Os EUA dotam o orçamento com 20% do seu PIB. Se uma crise grave de saúde pública não é um tema vital de interesse comum, então o que é?
Em segundo lugar, não resulta do primeiro discurso à nação em quinze anos de chancelaria (exceção aos de Ano Novo) uma palavra de valorização dos esforços comunitários, da necessidade de coordenar respostas, de atribuir uma relevância à UE que a impeça, pela fragmentação das abordagens nacionais, de ser um dano geopolítico colateral do coronavírus.
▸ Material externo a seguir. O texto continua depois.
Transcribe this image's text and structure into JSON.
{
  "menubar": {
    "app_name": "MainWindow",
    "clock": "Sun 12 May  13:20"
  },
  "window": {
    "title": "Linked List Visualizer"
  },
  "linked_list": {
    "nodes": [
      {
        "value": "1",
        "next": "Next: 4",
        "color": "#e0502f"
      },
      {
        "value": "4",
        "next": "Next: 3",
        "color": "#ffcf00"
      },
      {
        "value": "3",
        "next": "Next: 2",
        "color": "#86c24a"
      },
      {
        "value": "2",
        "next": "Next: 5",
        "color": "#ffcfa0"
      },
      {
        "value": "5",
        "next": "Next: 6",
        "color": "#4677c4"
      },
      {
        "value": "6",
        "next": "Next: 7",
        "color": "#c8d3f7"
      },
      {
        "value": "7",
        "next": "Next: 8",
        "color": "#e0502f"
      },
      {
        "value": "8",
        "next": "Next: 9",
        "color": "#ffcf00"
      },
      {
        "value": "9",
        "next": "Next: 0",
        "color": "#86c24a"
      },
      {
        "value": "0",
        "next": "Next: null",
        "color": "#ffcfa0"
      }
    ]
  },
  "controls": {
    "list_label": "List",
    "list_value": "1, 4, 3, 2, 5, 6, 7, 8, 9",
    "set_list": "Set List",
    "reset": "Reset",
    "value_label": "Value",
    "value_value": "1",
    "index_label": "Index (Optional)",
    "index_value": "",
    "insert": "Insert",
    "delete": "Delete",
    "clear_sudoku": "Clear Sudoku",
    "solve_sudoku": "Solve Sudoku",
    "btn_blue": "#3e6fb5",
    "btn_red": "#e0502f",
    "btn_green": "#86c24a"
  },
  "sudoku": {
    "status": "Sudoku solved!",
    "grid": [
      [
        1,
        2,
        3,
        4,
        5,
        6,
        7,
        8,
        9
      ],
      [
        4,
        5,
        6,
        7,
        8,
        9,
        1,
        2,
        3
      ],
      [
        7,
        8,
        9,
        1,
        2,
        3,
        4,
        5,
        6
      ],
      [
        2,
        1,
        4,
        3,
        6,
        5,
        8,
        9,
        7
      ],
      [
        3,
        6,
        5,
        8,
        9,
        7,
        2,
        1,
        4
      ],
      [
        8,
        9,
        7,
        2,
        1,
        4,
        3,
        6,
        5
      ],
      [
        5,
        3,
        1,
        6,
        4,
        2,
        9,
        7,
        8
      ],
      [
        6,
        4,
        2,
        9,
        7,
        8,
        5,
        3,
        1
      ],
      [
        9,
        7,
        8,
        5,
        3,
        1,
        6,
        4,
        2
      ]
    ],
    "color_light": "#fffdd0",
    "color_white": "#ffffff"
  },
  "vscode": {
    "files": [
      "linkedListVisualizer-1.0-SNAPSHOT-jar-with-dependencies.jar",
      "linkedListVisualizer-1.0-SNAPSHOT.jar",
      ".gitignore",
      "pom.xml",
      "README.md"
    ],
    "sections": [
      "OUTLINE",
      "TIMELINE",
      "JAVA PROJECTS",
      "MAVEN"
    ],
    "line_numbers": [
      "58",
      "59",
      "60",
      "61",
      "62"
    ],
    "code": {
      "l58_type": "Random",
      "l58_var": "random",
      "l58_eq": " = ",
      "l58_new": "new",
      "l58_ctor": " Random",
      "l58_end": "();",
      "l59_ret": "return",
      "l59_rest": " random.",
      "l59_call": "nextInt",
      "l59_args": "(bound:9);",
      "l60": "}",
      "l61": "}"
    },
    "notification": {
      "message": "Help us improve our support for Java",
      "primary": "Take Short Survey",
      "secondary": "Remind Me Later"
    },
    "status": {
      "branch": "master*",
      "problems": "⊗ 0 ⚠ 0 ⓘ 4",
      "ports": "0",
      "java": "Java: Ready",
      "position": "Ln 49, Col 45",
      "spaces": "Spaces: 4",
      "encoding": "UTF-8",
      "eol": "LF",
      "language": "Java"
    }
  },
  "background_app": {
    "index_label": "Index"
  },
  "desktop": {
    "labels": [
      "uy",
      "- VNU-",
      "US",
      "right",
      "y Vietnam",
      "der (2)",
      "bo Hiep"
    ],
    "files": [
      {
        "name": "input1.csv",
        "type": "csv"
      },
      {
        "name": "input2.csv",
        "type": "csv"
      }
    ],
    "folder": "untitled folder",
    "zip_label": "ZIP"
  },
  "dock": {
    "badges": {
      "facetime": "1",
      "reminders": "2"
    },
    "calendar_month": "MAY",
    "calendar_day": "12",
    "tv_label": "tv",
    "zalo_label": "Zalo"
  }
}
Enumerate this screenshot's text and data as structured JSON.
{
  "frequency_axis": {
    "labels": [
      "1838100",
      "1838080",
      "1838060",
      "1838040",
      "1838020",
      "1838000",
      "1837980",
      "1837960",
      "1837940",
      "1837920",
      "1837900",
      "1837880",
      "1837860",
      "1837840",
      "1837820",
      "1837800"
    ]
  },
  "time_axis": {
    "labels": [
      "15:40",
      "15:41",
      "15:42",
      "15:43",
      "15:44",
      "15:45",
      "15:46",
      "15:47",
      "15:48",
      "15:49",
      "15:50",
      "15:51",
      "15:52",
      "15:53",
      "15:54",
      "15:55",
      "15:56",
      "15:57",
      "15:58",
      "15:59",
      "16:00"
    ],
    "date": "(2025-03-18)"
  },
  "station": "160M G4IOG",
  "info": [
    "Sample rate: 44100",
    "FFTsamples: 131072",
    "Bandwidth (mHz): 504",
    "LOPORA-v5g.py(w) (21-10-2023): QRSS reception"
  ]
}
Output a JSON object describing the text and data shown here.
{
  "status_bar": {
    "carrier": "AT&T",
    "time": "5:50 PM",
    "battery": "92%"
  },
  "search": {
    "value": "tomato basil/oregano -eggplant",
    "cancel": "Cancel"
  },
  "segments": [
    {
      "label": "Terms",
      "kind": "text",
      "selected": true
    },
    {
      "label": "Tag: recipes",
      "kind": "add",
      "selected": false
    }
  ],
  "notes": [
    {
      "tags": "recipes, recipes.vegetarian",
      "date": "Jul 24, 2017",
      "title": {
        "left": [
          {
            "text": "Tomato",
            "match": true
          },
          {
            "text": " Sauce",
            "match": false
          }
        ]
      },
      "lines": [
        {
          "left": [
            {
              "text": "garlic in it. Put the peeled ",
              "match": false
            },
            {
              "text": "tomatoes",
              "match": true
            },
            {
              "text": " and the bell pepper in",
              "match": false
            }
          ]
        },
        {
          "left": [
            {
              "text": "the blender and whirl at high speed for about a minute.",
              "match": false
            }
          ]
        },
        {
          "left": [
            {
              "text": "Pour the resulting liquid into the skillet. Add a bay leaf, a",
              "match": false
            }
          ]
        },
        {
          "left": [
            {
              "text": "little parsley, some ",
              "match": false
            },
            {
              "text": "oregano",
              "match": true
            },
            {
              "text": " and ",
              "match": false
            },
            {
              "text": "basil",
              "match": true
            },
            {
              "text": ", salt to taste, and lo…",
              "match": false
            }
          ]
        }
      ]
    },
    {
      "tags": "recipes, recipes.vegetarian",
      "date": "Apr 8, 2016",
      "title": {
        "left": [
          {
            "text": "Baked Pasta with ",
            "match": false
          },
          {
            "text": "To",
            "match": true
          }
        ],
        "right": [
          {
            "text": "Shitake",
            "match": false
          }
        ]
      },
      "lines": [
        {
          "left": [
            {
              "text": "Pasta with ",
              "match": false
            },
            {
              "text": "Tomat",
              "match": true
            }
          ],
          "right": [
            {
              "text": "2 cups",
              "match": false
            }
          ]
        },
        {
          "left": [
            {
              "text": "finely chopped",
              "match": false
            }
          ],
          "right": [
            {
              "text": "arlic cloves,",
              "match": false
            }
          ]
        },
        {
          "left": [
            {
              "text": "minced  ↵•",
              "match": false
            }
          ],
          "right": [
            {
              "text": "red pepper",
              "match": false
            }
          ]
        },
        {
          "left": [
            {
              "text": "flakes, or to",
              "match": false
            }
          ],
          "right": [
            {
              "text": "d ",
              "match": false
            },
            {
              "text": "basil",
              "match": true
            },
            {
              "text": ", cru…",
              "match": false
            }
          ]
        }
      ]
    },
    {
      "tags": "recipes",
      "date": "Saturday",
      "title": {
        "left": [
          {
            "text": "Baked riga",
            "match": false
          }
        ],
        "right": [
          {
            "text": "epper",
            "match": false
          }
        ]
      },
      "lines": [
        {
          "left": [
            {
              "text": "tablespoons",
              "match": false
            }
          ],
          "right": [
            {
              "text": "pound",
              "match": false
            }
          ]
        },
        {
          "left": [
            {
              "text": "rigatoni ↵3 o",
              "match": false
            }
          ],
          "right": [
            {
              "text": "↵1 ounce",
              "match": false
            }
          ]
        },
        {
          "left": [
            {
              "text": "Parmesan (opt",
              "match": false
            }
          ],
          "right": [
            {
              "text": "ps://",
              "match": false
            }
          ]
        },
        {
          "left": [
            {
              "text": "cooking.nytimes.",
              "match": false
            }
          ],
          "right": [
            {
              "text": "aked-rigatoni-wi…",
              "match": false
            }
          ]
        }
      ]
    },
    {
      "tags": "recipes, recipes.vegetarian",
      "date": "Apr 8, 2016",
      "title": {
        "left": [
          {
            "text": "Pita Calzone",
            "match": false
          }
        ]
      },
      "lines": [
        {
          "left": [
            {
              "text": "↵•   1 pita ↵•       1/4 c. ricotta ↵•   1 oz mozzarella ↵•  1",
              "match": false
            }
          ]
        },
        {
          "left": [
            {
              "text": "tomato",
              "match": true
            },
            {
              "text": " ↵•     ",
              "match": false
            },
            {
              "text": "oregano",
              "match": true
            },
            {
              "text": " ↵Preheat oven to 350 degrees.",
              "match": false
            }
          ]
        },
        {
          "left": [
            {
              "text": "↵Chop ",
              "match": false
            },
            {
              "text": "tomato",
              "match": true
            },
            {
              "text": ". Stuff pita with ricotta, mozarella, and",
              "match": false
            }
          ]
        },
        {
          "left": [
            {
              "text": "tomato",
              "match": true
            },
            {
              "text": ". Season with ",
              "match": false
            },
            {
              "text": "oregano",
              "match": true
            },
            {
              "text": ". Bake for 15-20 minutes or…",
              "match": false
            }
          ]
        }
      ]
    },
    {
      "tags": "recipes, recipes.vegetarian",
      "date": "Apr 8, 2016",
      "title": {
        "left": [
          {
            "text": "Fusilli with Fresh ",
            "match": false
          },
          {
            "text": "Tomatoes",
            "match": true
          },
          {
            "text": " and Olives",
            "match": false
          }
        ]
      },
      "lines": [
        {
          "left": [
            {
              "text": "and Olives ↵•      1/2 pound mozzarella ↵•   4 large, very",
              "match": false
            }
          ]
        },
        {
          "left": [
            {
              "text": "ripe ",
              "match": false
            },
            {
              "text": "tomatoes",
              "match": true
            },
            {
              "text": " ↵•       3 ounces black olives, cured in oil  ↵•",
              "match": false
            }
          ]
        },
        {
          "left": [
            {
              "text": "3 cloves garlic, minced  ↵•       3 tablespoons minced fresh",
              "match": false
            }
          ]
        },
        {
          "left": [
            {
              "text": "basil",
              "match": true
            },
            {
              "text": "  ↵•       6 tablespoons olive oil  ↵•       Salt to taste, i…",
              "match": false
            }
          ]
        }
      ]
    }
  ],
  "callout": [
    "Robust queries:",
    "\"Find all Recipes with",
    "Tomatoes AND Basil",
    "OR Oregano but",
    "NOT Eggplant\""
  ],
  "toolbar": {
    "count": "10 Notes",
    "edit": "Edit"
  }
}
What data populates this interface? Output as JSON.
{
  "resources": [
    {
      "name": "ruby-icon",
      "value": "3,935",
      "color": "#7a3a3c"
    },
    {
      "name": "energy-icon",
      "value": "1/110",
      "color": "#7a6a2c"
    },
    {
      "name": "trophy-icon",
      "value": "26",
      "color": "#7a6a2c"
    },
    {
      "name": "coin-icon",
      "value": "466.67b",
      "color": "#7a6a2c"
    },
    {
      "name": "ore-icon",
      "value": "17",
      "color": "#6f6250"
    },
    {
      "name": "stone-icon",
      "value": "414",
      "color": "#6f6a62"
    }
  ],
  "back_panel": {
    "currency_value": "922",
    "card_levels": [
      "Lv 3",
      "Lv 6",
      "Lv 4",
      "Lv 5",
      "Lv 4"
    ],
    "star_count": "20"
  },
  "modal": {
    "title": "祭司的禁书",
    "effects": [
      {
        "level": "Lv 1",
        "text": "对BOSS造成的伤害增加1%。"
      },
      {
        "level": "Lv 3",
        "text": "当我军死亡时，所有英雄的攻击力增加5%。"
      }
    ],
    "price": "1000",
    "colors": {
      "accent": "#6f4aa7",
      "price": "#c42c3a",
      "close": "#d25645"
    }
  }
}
Mas não o disse Merkel, como não disse Macron, Sánchez, Conte ou Rutte. Portugal, por exemplo, tomou uma série de medidas preventivas e rápidas porque o Centro Europeu de Prevenção e Controlo das Doenças lhe deu a cobertura que organismos nacionais não estavam a transmitir. A nacionalização da comunicação sobre um problema transfronteiriço e globalizado não pode ser vista apenas na ótica da realidade limitativa das competências. Deve ser vista como um sintoma preocupante de palas estratégicas de Lisboa a Helsínquia. Os níveis nacional e comunitário precisam de coabitar hoje melhor do que nunca, mas hipervalorizar o primeiro e desvalorizar o segundo dificulta qualquer crescimento de pertença a um espaço político, social e económico que hoje, como nunca desde a II Guerra Mundial, partilha também medos, ansiedades, pandemias, empregos, famílias, decisões, organizações financeiras, sindicais, patronais, partidárias, culturais, universitárias, desportivas, infraestruturas de mobilidade, energia, telecomunicações, cadeias de abastecimento de bens elementares, fluxos turísticos e comerciais absolutamente vitais à economia e ao emprego.
Precisamos urgentemente de alinhar os meios ao dispor da UE com a realidade que enfrentamos, caso contrário ela não lhe sobreviverá. Duvido, aliás, que várias democracias europeias resistam ao fim da União.